Assessing replicability in chronic kidney disease severity scoring classifications using the sickle cell outcome grading system Free

Introduction

The Sickle Cell Outcomes Grading System (SCOGS) is a disease severity grading system developed to standardize disease complications, inform endpoints for clinical research and create definitions for disease manifestations. SCOGS was developed by a panel of adult and pediatric providers using a 3-round Delphi methodology and includes definitions, diagnostic criteria, severity gradings (1-5), and frequency classifications (acute, chronic, or chronic with exacerbation) for 53 SCD related health outcomes. For Chronic kidney disease (CKD), a common complication in SCD, SCOGS adapted the 2024 Kidney Disease: Improving Global Outcomes (KDIGO) definition for CKD and classified severity scoring into to a 5-point severity scale.

We sought to investigate the feasibility of applying SCOGS severity scoring of CKD in two independent datasets.

Methods

We extracted variables from two existing registries and tested the feasibility of applying SCOGS CKD classification, the Globin Regional Network Database and Development (GRNDaD) and the Sickle Cell Clinical Research and Intervention Program (SCCRIP). Both registries are multi-center, large, longitudinal SCD cohorts (>1500 participants each), including pediatric and adult patients with SCD of all genotypes (Lanzkron et al., 2022; Hankins et al., 2018). Each data set was evaluated using the SOCGS CKD classification, assessing availability of variables necessary for scoring, percentages of cohort able to be scored (patient and event level), demographics, ease of data abstraction, and ease of scoring.

SCOGS defines CKD as abnormalities of kidney structure or function, present for >3 months, either by markers of kidney damage such as albuminuria or by decreased Glomerular Filtration Rate (GFR). CKD grades are determined by combining eGFR and albuminuria levels, with grade 1 representing mild kidney impairment and grade 5 indicating end-stage kidney disease or death caused by CKD. Inclusion criteria required at least two measurements of estimated eGFR and/or microalbumin, taken at least three months apart, and the maximum severity score observed was used for classification. All analyses were performed using R, with version 4.5.1 used for SCCRIP and version 4.4.1 used for GRNDaD.

Results

Of 1,382 eligible patients in SCCRIP, 853 (61.7%) met inclusion criteria after data cleaning, ensuring measurements of height and microalbumin were within 365 days of serum creatinine levels.
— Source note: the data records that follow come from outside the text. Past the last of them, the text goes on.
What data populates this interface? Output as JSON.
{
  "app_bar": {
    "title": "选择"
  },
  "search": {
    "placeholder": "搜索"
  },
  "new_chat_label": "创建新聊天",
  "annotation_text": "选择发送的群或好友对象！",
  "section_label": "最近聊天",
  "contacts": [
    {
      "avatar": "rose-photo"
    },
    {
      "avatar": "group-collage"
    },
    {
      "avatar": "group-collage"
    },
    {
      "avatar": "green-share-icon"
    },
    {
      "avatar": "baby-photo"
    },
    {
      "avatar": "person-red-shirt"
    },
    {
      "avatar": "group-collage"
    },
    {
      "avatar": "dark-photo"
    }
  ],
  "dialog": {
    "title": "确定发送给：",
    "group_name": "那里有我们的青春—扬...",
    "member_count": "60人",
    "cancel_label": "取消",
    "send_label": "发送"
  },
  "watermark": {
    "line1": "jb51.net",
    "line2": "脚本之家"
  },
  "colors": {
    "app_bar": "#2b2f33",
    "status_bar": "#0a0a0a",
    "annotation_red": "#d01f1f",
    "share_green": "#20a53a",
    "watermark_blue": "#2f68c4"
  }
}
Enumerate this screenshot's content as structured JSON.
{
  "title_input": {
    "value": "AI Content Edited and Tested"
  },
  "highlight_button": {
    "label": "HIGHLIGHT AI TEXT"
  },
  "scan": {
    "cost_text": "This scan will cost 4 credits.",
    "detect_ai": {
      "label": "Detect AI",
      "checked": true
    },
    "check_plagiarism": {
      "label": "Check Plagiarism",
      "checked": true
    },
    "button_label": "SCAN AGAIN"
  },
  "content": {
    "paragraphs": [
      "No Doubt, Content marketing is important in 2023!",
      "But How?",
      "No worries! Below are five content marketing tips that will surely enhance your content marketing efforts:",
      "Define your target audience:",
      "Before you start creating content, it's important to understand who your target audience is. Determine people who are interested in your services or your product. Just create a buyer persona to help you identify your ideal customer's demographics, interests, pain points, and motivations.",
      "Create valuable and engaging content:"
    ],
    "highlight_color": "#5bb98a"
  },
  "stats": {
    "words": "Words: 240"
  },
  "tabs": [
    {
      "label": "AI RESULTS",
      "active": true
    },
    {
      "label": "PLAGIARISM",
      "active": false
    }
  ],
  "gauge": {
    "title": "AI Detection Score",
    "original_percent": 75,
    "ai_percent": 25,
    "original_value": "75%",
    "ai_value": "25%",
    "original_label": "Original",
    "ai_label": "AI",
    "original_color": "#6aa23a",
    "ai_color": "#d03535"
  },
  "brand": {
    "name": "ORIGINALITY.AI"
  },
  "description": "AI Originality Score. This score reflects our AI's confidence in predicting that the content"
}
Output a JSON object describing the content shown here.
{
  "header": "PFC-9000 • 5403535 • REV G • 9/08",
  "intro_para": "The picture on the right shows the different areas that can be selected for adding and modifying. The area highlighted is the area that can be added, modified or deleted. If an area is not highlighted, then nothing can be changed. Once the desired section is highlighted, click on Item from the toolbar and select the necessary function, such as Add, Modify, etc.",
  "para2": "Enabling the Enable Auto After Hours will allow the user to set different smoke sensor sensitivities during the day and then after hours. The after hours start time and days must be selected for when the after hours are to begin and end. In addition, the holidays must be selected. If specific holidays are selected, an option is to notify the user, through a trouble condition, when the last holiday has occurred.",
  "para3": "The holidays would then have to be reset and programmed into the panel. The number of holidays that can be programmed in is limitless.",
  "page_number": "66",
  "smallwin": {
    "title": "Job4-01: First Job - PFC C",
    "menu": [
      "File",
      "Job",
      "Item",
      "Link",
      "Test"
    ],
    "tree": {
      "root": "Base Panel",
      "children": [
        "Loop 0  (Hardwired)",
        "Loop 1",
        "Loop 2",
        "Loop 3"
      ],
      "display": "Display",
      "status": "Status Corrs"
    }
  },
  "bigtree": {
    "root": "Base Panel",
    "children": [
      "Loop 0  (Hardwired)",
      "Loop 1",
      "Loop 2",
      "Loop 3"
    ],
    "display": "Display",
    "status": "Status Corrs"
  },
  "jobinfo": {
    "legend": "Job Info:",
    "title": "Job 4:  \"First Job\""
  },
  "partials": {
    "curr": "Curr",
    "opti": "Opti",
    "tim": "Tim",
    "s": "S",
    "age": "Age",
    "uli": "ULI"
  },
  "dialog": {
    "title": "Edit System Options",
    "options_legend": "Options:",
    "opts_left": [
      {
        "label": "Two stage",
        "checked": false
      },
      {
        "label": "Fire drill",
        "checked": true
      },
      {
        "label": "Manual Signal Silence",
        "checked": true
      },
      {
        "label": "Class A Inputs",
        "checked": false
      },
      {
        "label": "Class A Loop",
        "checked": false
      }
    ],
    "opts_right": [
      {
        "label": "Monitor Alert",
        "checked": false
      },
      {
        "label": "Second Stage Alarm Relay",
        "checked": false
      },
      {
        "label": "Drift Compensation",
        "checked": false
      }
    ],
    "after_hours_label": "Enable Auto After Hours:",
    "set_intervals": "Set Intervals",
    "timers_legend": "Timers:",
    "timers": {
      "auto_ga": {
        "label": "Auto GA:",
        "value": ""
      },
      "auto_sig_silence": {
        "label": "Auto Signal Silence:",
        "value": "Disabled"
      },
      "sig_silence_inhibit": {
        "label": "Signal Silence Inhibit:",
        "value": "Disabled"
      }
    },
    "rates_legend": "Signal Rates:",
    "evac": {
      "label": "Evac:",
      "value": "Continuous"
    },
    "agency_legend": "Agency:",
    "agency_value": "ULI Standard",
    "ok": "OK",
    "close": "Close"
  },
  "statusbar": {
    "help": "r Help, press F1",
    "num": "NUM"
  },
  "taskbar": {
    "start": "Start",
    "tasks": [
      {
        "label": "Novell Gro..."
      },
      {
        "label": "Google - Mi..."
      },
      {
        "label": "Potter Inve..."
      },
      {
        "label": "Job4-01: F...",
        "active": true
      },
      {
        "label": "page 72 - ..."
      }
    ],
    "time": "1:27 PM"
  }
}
Of the 853 patients, 182 (21.3%) were able to be scored. The median age of scored patients with CKD in the SCCRIP cohort was 13.2 years, with 72.9% aged <18 years. The cohort comprised 60.7% patients with sickle cell anemia genotypes (Hgb SS/Sβ0thalassemia) and 62.4% male patients. The distribution of CKD grades was as follows: 89 (49.2%) patients with Grade 1, 65 (36.0%) with Grade 2, 9 (5.0%) with Grade 3, 11 (6.1%) with Grade 4, and 7 (3.9%) with Grade 5. Of the 2872 patients with complete data for required variables in the GRNDaD cohort, 1339 (46.6%) met inclusion criteria. Among these 1339 patients, 214 (16%) were scored, representing 7.4% of the entire GRNDaD cohort (2,874 patients). Their median age of was 45 years, with only 12 patients (5.6%) being <18 years of age. The cohort comprised 62.1% Hgb SS/Sβ0thalassemia and 37.4% were male patients. The distribution of CKD grades was as follows: 58 (27.1%) patients with grade 1, 90 (42.1%) with grade 2, 16 (7.5%) with grade 3, 17 (7.9%) with grade 4, and 6 (2.8%) with grade 5.

In both cohorts, the primary reason patients with CKD could not be scored was the absence of both microalbumin and eGFR measurements within 365 days of the assessment, with only one of these values available. Aside from missing variables, SCOGS was simple and intuitive to use without and difficulties.

Conclusions

Utilization of SCOGS for CKD was feasible to use in two large, independent cohorts of SCD patients, but with a low proportion of scorable patients. The distribution of CKD severity criteria was similar across both cohorts. The greatest barriers to its use were the unavailability of some variables, particularly microalbumin. Machine learning algorithms could potentially be employed to grade more encounters with missing data. Both cohorts required manual abstraction efforts in addition to automated data pulls. While utilization of SCOGS is feasible in existing datasets, results must be interpreted with caution due to the small number of scored patients.